Gifts and The Gift
Have you finished your Christmas shopping? If not, let me suggest of few of my favorites found on sites that cater to the rich and famous.
For a mere $111,000 you can give the EMC Time Hunter wrist watch. It’s a work of haute horlogerie and crafted to meet exacting levels of chronometric performance. Not only does it provide accurate time, but it keeps track of your IDR (individual daily rhythms).
Do you want something really nice for the lady in your life? How about a new handbag? Gucci has just the item. It’s a black, top handle bag made of soft crocodile with a leather lining, complete with a gold belt and buckle. It’s almost a steal at $31,000.
Last but not least is the perfect stocking stuffer, a bottle of Bespoke Penhaligon's personal perfume. For just $46,000 master perfumer, Alberto Morillas, will take customers on a 10 month journey where, during two one-to-one consultations, he will craft a scent that uniquely matches their personality.
Since most of us don't have the bank account for such extravagant gifts we would do well to take our gift-giving cues from the first Christmas observance. What God gave on that first Christmas morn could not be purchased at any price. He gave himself, wrapped up in the fragility of a human baby laid in a manger. He gave his love, wrapped in the words and deeds of one who demonstrated the real essence of human compassion. He gave the gift that changed people's lives, not for a season but for an eternity.
As a gift to you I share my poem, simply entitled Gifts and The Gift.

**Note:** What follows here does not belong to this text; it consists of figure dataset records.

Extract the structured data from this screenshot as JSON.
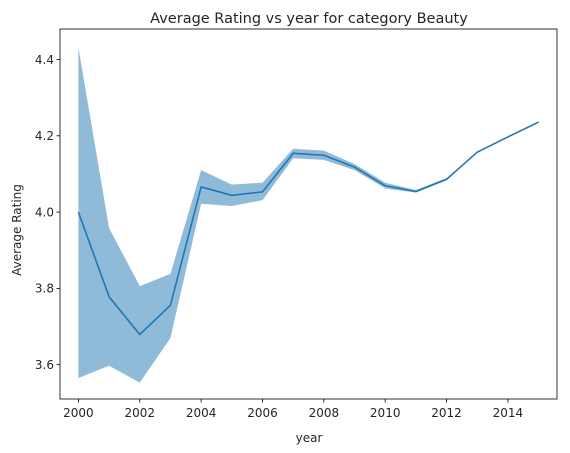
{
  "chart_data": {
    "type": "line",
    "title": "Average Rating vs year for category Beauty",
    "xlabel": "year",
    "ylabel": "Average Rating",
    "xlim": [
      1999.4,
      2015.6
    ],
    "ylim": [
      3.51,
      4.48
    ],
    "xticks": [
      2000,
      2002,
      2004,
      2006,
      2008,
      2010,
      2012,
      2014
    ],
    "yticks": [
      3.6,
      3.8,
      4.0,
      4.2,
      4.4
    ],
    "ytick_labels": [
      "3.6",
      "3.8",
      "4.0",
      "4.2",
      "4.4"
    ],
    "grid": false,
    "legend": "none",
    "series": [
      {
        "x": [
          2000,
          2001,
          2002,
          2003,
          2004,
          2005,
          2006,
          2007,
          2008,
          2009,
          2010,
          2011,
          2012,
          2013,
          2014,
          2015
        ],
        "values": [
          4.0,
          3.778,
          3.679,
          3.756,
          4.066,
          4.044,
          4.053,
          4.154,
          4.149,
          4.118,
          4.069,
          4.054,
          4.086,
          4.157,
          4.197,
          4.236
        ],
        "band_lower": [
          3.565,
          3.597,
          3.553,
          3.67,
          4.022,
          4.016,
          4.031,
          4.141,
          4.137,
          4.11,
          4.062,
          4.051,
          4.083,
          4.157,
          4.197,
          4.236
        ],
        "band_upper": [
          4.431,
          3.958,
          3.806,
          3.838,
          4.11,
          4.072,
          4.077,
          4.166,
          4.161,
          4.126,
          4.077,
          4.058,
          4.089,
          4.157,
          4.197,
          4.236
        ]
      }
    ],
    "colors": {
      "line": "#1f77b4",
      "band": "#1f77b4",
      "axis": "#000000",
      "text": "#262626"
    }
  }
}
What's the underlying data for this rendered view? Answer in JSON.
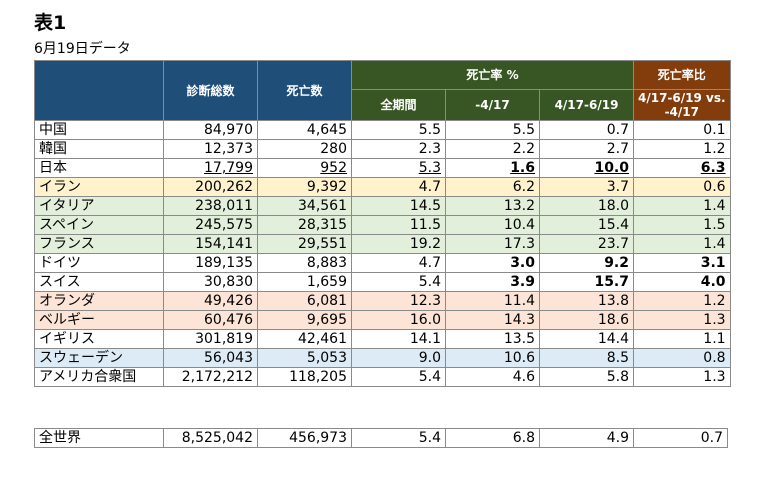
{
  "title": "表1",
  "subtitle": "6月19日データ",
  "headers": {
    "diagnosed": "診断総数",
    "deaths": "死亡数",
    "death_rate_group": "死亡率 %",
    "ratio_group": "死亡率比",
    "full_period": "全期間",
    "until_0417": "-4/17",
    "range_0417_0619": "4/17-6/19",
    "ratio_line1": "4/17-6/19 vs.",
    "ratio_line2": "-4/17"
  },
  "rows": [
    {
      "name": "中国",
      "diagnosed": "84,970",
      "deaths": "4,645",
      "all": "5.5",
      "early": "5.5",
      "late": "0.7",
      "ratio": "0.1",
      "bg": ""
    },
    {
      "name": "韓国",
      "diagnosed": "12,373",
      "deaths": "280",
      "all": "2.3",
      "early": "2.2",
      "late": "2.7",
      "ratio": "1.2",
      "bg": ""
    },
    {
      "name": "日本",
      "diagnosed": "17,799",
      "deaths": "952",
      "all": "5.3",
      "early": "1.6",
      "late": "10.0",
      "ratio": "6.3",
      "bg": ""
    },
    {
      "name": "イラン",
      "diagnosed": "200,262",
      "deaths": "9,392",
      "all": "4.7",
      "early": "6.2",
      "late": "3.7",
      "ratio": "0.6",
      "bg": "yellow"
    },
    {
      "name": "イタリア",
      "diagnosed": "238,011",
      "deaths": "34,561",
      "all": "14.5",
      "early": "13.2",
      "late": "18.0",
      "ratio": "1.4",
      "bg": "green"
    },
    {
      "name": "スペイン",
      "diagnosed": "245,575",
      "deaths": "28,315",
      "all": "11.5",
      "early": "10.4",
      "late": "15.4",
      "ratio": "1.5",
      "bg": "green"
    },
    {
      "name": "フランス",
      "diagnosed": "154,141",
      "deaths": "29,551",
      "all": "19.2",
      "early": "17.3",
      "late": "23.7",
      "ratio": "1.4",
      "bg": "green"
    },
    {
      "name": "ドイツ",
      "diagnosed": "189,135",
      "deaths": "8,883",
      "all": "4.7",
      "early": "3.0",
      "late": "9.2",
      "ratio": "3.1",
      "bg": ""
    },
    {
      "name": "スイス",
      "diagnosed": "30,830",
      "deaths": "1,659",
      "all": "5.4",
      "early": "3.9",
      "late": "15.7",
      "ratio": "4.0",
      "bg": ""
    },
    {
      "name": "オランダ",
      "diagnosed": "49,426",
      "deaths": "6,081",
      "all": "12.3",
      "early": "11.4",
      "late": "13.8",
      "ratio": "1.2",
      "bg": "orange"
    },
    {
      "name": "ベルギー",
      "diagnosed": "60,476",
      "deaths": "9,695",
      "all": "16.0",
      "early": "14.3",
      "late": "18.6",
      "ratio": "1.3",
      "bg": "orange"
    },
    {
      "name": "イギリス",
      "diagnosed": "301,819",
      "deaths": "42,461",
      "all": "14.1",
      "early": "13.5",
      "late": "14.4",
      "ratio": "1.1",
      "bg": ""
    },
    {
      "name": "スウェーデン",
      "diagnosed": "56,043",
      "deaths": "5,053",
      "all": "9.0",
      "early": "10.6",
      "late": "8.5",
      "ratio": "0.8",
      "bg": "blue"
    },
    {
      "name": "アメリカ合衆国",
      "diagnosed": "2,172,212",
      "deaths": "118,205",
      "all": "5.4",
      "early": "4.6",
      "late": "5.8",
      "ratio": "1.3",
      "bg": ""
    }
  ],
  "total": {
    "name": "全世界",
    "diagnosed": "8,525,042",
    "deaths": "456,973",
    "all": "5.4",
    "early": "6.8",
    "late": "4.9",
    "ratio": "0.7"
  },
  "colors": {
    "header_navy": "#1f4e79",
    "header_green": "#375623",
    "header_brown": "#833c0b",
    "row_yellow": "#fff2cc",
    "row_green": "#e2efda",
    "row_orange": "#fce4d6",
    "row_blue": "#ddebf7"
  }
}
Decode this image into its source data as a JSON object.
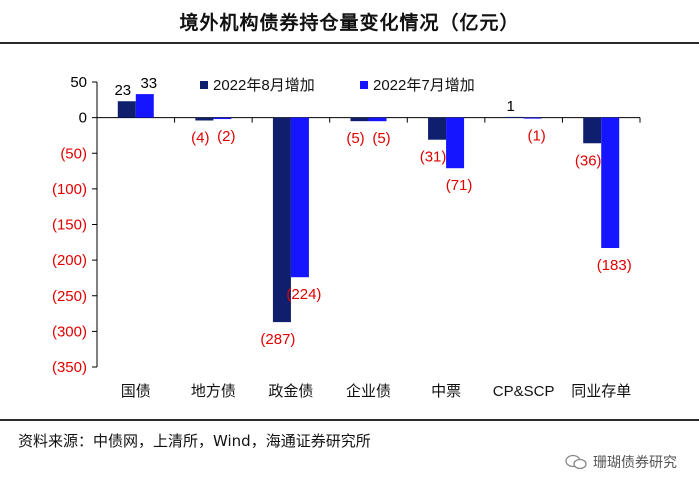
{
  "title": "境外机构债券持仓量变化情况（亿元）",
  "source": "资料来源：中债网，上清所，Wind，海通证券研究所",
  "watermark": "珊瑚债券研究",
  "colors": {
    "series_aug": "#0f1f6e",
    "series_jul": "#1515ff",
    "negative_label": "#e00000",
    "positive_label": "#000000"
  },
  "chart_data": {
    "type": "bar",
    "categories": [
      "国债",
      "地方债",
      "政金债",
      "企业债",
      "中票",
      "CP&SCP",
      "同业存单"
    ],
    "series": [
      {
        "name": "2022年8月增加",
        "values": [
          23,
          -4,
          -287,
          -5,
          -31,
          1,
          -36
        ],
        "labels": [
          "23",
          "(4)",
          "(287)",
          "(5)",
          "(31)",
          "1",
          "(36)"
        ]
      },
      {
        "name": "2022年7月增加",
        "values": [
          33,
          -2,
          -224,
          -5,
          -71,
          -1,
          -183
        ],
        "labels": [
          "33",
          "(2)",
          "(224)",
          "(5)",
          "(71)",
          "(1)",
          "(183)"
        ]
      }
    ],
    "ylim": [
      -350,
      50
    ],
    "yticks": [
      50,
      0,
      -50,
      -100,
      -150,
      -200,
      -250,
      -300,
      -350
    ],
    "ytick_labels": [
      "50",
      "0",
      "(50)",
      "(100)",
      "(150)",
      "(200)",
      "(250)",
      "(300)",
      "(350)"
    ],
    "legend_position": "top",
    "grid": false
  }
}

Gifts – they call to us, asking to be pondered, stirring our wonder, rarely unnoticed, rightly adorned.
Gifts – boxes and bows, the glitter of anticipation, tempting us to peek, to shake, or to make some subtle move, hoping to satisfy our
baited curiosity, giving us some hint of the unexpected, even before the bows are undone.
Gifts – those words oft unspoken, that marvelous, mystical interchange from one heart to another, that melding of gladness embodied,
beautifully graced with the wrapping of unspeakable love.
Gifts – a simple exchange of human kindness, meant to thrill the receiver, while thrilling most the one who gave.
Gift – He calls to us, asking us to ponder, stirring us to wonder, calling for our notice, heavenly adorned.
Gift – announced by a star inexplicable, delivered to a stall uninhabitable, accompanied by the mystery, a miraculous melding of
human and divine.
Gift – no glitter, except in the turn of an angel’s wing; no bow, except in knotted threads of some pauper’s swaddling clothes.
Gift – so precious, yet unassuming, an eternal treasure hidden beneath the folds of a carpenter’s apron, held tightly in the arms of a
virgin wrongly scorned.
Gift – a treasure fit for kings, though viewed with all suspicion, delivered instead to poor and humble shepherds, whose loving kingdom
was yet to come.
Gift – The Gift by which all other gifts are lesser copies, obscured by the sparkle of His divinity, diminished by the glitter of
divinely-wrapped love.
Gift – For God so loved the world that he gave “The Gift,” meant to thrill the receiver, while thrilling most the One who gave.